Albert called Morgan the “luckiest girl on the face of the earth.” The teen was a fraction of an inch away from being charged with murder and facing life in prison, Albert said.
“There is no just sentence except the high end,” Albert said. “She has earned every day of it.”
Albert said Morgan already has received leniency. Prosecutors could have tacked on additional charges, including filing the case so she faced additional mandatory prison time for committing a crime with a gun.
The victim was at Tuesday’s hearing with his family. He told Superior Court Judge Linda Krese that he now lives in fear. He also said he is happy to be alive.
Morgan’s attorney Thomas Cox said his client has no criminal history, and he asked for leniency.
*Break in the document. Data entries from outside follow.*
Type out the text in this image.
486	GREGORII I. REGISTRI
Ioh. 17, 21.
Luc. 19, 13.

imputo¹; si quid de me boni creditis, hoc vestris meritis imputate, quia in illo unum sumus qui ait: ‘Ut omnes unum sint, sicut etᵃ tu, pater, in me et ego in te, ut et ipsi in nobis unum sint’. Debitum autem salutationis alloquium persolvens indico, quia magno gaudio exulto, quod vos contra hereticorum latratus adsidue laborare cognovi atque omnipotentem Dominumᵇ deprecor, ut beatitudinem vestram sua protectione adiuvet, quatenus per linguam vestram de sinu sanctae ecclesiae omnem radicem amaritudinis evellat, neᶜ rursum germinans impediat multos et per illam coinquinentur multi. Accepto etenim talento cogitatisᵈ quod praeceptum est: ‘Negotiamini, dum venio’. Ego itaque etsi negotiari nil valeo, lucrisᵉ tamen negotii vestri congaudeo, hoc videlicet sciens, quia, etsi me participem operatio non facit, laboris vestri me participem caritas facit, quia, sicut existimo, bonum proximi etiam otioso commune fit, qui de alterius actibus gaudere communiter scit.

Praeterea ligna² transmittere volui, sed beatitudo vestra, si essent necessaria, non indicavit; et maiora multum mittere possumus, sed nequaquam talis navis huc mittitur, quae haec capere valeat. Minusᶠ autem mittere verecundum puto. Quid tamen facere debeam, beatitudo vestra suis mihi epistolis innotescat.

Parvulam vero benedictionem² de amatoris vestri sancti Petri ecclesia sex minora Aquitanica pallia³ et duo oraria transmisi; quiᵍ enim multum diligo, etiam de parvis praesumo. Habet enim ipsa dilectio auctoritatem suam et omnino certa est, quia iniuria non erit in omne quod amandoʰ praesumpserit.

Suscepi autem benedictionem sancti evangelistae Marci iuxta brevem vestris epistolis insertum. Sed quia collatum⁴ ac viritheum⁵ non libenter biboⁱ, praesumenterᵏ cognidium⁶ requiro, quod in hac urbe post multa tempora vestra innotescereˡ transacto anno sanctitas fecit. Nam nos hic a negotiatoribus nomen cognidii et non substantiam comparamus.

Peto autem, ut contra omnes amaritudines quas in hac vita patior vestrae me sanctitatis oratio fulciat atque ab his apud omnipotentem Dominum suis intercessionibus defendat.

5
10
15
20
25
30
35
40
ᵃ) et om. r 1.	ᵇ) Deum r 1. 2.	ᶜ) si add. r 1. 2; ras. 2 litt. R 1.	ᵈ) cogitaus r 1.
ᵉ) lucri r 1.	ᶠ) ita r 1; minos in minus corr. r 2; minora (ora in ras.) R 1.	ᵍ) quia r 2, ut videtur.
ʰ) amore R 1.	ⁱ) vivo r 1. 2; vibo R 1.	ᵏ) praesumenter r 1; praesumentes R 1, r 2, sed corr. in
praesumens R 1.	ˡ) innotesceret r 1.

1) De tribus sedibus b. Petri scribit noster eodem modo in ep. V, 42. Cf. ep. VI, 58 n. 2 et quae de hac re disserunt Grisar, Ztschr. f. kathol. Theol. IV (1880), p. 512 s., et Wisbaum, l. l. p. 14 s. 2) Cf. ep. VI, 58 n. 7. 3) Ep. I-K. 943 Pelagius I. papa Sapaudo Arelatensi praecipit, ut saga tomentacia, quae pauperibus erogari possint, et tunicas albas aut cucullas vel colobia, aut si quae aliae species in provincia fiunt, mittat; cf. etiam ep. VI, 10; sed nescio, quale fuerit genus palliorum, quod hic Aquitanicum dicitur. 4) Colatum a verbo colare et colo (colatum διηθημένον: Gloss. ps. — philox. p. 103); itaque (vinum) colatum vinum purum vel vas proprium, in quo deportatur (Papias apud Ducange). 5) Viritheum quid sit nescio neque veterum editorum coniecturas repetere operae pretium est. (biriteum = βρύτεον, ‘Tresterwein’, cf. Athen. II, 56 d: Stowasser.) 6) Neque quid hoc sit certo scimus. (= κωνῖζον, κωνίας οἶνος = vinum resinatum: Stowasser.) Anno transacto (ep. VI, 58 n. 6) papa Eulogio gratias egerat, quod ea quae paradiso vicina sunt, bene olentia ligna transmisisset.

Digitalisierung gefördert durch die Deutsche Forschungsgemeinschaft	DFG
“I’m not sure where this came from. She has no juvenile record. I’m not sure she was herself,” Cox said.
The attorney also urged Krese to consider that Morgan has a young son she needs to raise.
Morgan apologized, wiping away tears. She told Krese she was mad at the victim and reacted in a way she shouldn’t have.
Morgan asked the man to forgive her.
“I’m very thankful you didn’t die,” she said.
Krese agreed that Morgan deserved a high-end sentence. The judge said Morgan initiated a violent crime that severely injured a man and she did it knowing she was risking her relationship with her then-3-month-old son.
“I feel for her child, who is going to be without her for many years,” Krese said.
Till, 19, pleaded guilty in June to first-degree assault and was sentenced to more than a decade in prison. Wolff, 17, was sentenced to more than two years in prison after pleading guilty to first-degree burglary.